Дожди

Чигринов Юрий
ЛИВЕНЬ.

Без предисловий и нудных вступлений,
Ливень открыл углубление в небе.
Вот почему на него - на апрельский -
истово молится голь перелесков.

Вот почему, вещунам не верящий,
не доверяющий лясам "синоптиков",
предупреждён совершенною Вещью,
верю в положенный палец на Кнопку.

Вижу над городом контуры скальпеля,
резкий надрез, осеняющий холодом,
первые плавно летящие капли
в мозг моему оголённому проводу.

Вот отчего говорю я: "ЗДРАВСТВУЙ!"
вечной поэзии первого ливня,
что не дойти человечьей страсти
до гения крыльев его исполиньих.

И оттого одиноко радуюсь,
что в уходящем на запад ливне,
рядом с летящим к востоку аистом,
радуга хвост распускает павлиний.


***

До чего ж он обложной,
Ворсяной да стылый,
Словно волглое пшено
Кто за ворот сыплет,

Будто с палочкой слепой,
Тычась о прохожих,
Всё никак тропы домой
Отыскать не может.

Дождь. Который день за мной
Ходит днем и ночью
По пятам. Чего, зимой,
От меня он хочет?



Дождь пошел.

То ли занемог дождемеханик,
То ли механизм забарахлил,
Но никак органными мехами
Не вздохнёт Архангел Гавриил.

Жарко…Ёлы-палы, ох и жарко.
Тень – и та кипит: попробуй, плюнь!
Потом умывается мой Харьков.
Мечутся по улицам пожарки.
В парках задыхается июнь…

И вдруг – на бреющем – стрижи,
Айда ходить кругами.
Ну, пташечка, поворожи,
Дай разогнуться тощей ржи!
Ей в лад – машу руками.

И дождь пошел, да не простой, -
С закваской дрожжевою.
И машет молния хвостом!
И серый северо-восток
Притих под дождевою.

Со стометровой высоты,
Крутя тройное сальто,
С собора прыгают кресты
В объятия асфальта.

Как птицы, крылья распластав,
В парении свободном,
Летят носители Христа
В божественную воду.

Ну чем не чудо: только глянь,
Как ходит дождь по грядкам,
Играя низками гирлянд.
И с молниею гром-горлан,
Урча, играет в прятки!

То вдоль посадки, нагишом,
Он шлёпает босыми.
И дядя гром под шлёп шагов
Балуется басами.

И что-то хочется понять.
Что? – не понятно.
А может то, что лечит он бесплатно,
И богом ходит по реке?..

И Золушка, смеясь, отжала платье
И волосы.

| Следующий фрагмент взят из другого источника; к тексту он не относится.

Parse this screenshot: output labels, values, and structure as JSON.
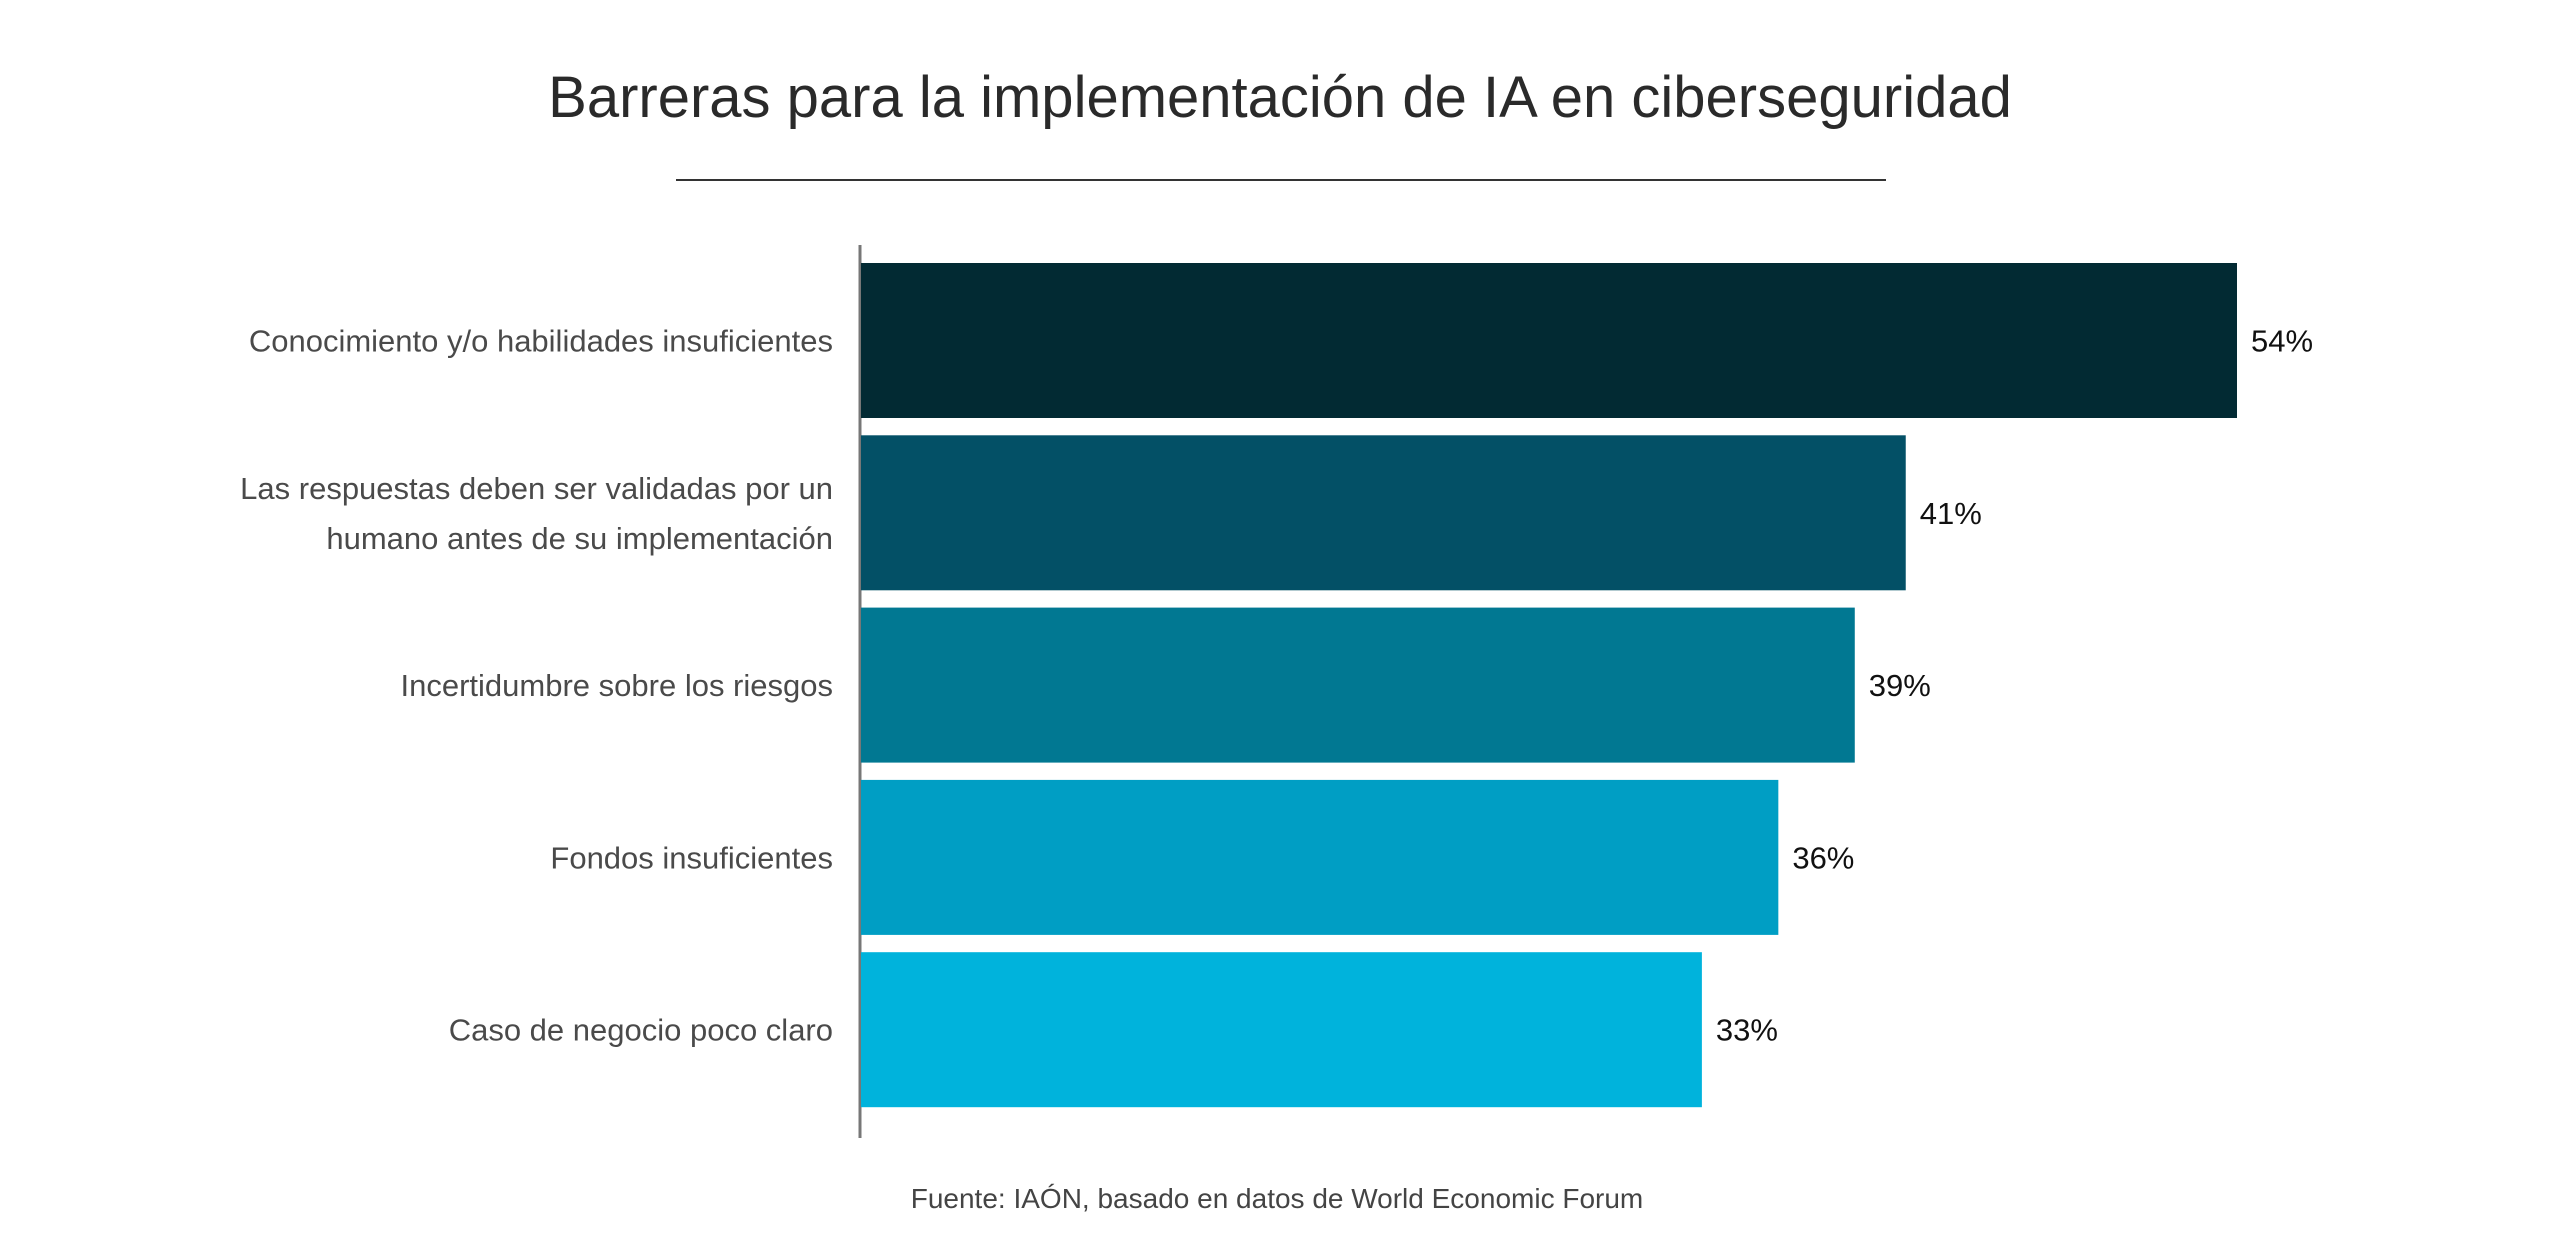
{
  "chart_data": {
    "type": "bar",
    "orientation": "horizontal",
    "title": "Barreras para la implementación de IA en ciberseguridad",
    "categories": [
      [
        "Conocimiento y/o habilidades insuficientes"
      ],
      [
        "Las respuestas deben ser validadas por un",
        "humano antes de su implementación"
      ],
      [
        "Incertidumbre sobre los riesgos"
      ],
      [
        "Fondos insuficientes"
      ],
      [
        "Caso de negocio poco claro"
      ]
    ],
    "values": [
      54,
      41,
      39,
      36,
      33
    ],
    "value_labels": [
      "54%",
      "41%",
      "39%",
      "36%",
      "33%"
    ],
    "colors": [
      "#022a33",
      "#035066",
      "#017892",
      "#009ec4",
      "#00b3dc"
    ],
    "xlabel": "",
    "ylabel": "",
    "xlim": [
      0,
      54
    ],
    "grid": false,
    "source": "Fuente: IAÓN, basado en datos de World Economic Forum"
  }
}
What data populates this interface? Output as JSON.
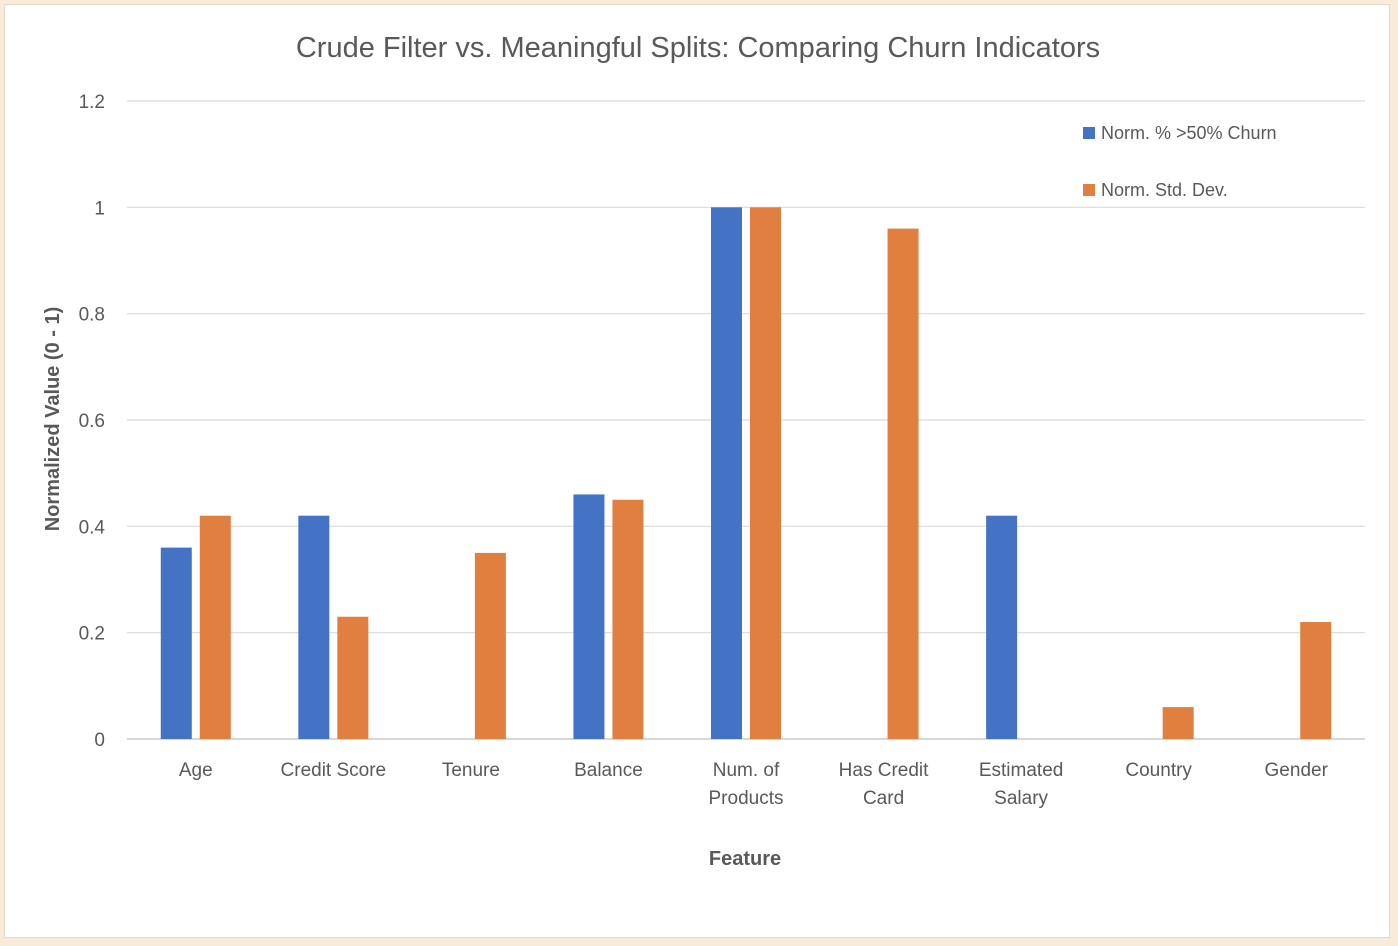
{
  "chart_data": {
    "type": "bar",
    "title": "Crude Filter vs. Meaningful Splits: Comparing Churn Indicators",
    "xlabel": "Feature",
    "ylabel": "Normalized Value (0 - 1)",
    "ylim": [
      0,
      1.2
    ],
    "yticks": [
      "0",
      "0.2",
      "0.4",
      "0.6",
      "0.8",
      "1",
      "1.2"
    ],
    "grid": true,
    "legend_position": "top-right",
    "categories": [
      [
        "Age"
      ],
      [
        "Credit Score"
      ],
      [
        "Tenure"
      ],
      [
        "Balance"
      ],
      [
        "Num. of",
        "Products"
      ],
      [
        "Has Credit",
        "Card"
      ],
      [
        "Estimated",
        "Salary"
      ],
      [
        "Country"
      ],
      [
        "Gender"
      ]
    ],
    "series": [
      {
        "name": "Norm. % >50% Churn",
        "color": "#4472c4",
        "values": [
          0.36,
          0.42,
          0,
          0.46,
          1.0,
          0,
          0.42,
          0,
          0
        ]
      },
      {
        "name": "Norm. Std. Dev.",
        "color": "#e07f3f",
        "values": [
          0.42,
          0.23,
          0.35,
          0.45,
          1.0,
          0.96,
          0,
          0.06,
          0.22
        ]
      }
    ]
  }
}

И лодочка в руке.


Дождь.

Под старой-старой липой разленивой,
Лицом на солнце, на скамеечке присяду.
На верность заходящему – присягу
Приму с бутылочкой – роганского разлива.

Еще одна жара с меня спадает.
Еще один за занавесом, запад,
Снимает маску и смывает грим.
Через четыре – зачадили фонари
Причудливо не падающей пылью.
Полудышу. Давно допито пиво.
Слежу: как от моей любимой липы,
Раздвинув ниспадающую тьму,
Отходит тень и смотрит вверх собакой.
И тихо так, едва услышал: У-у-у…
И что это она взяла на ум?
Всё так обычно: липа, я, июнь.
А может то, что в синеве непоправимой,
Она увидела меня – без маски,
Идущего без всякого следа,
Верней скользящего по лунному хребту
Бесформенно-зелёной массой.
И нагло так, на весь могильник душ, -
На всю опочивальню Мавзолея:
« Посторонись, звезда, не видишь, - я иду!
Дождём – на землю».


Осенний.

Насквозь прокуренный, с одышкой,
Не дождь, а, так себе, - дождишко,
Бредёт, что лошадь, третьи сутки
Бесхозно средь деревьев голых.
В такой – хозяин даже суки
Лишайной из дому не гонит.
Никто его уже не ловит
Открытым ртом и дном ладоней,
Не молит по' полю с иконой,
Не молвит ласкового слова…

Не то что в дом, - погреться в сени, -
Никто не впустит тот дождь – осенний.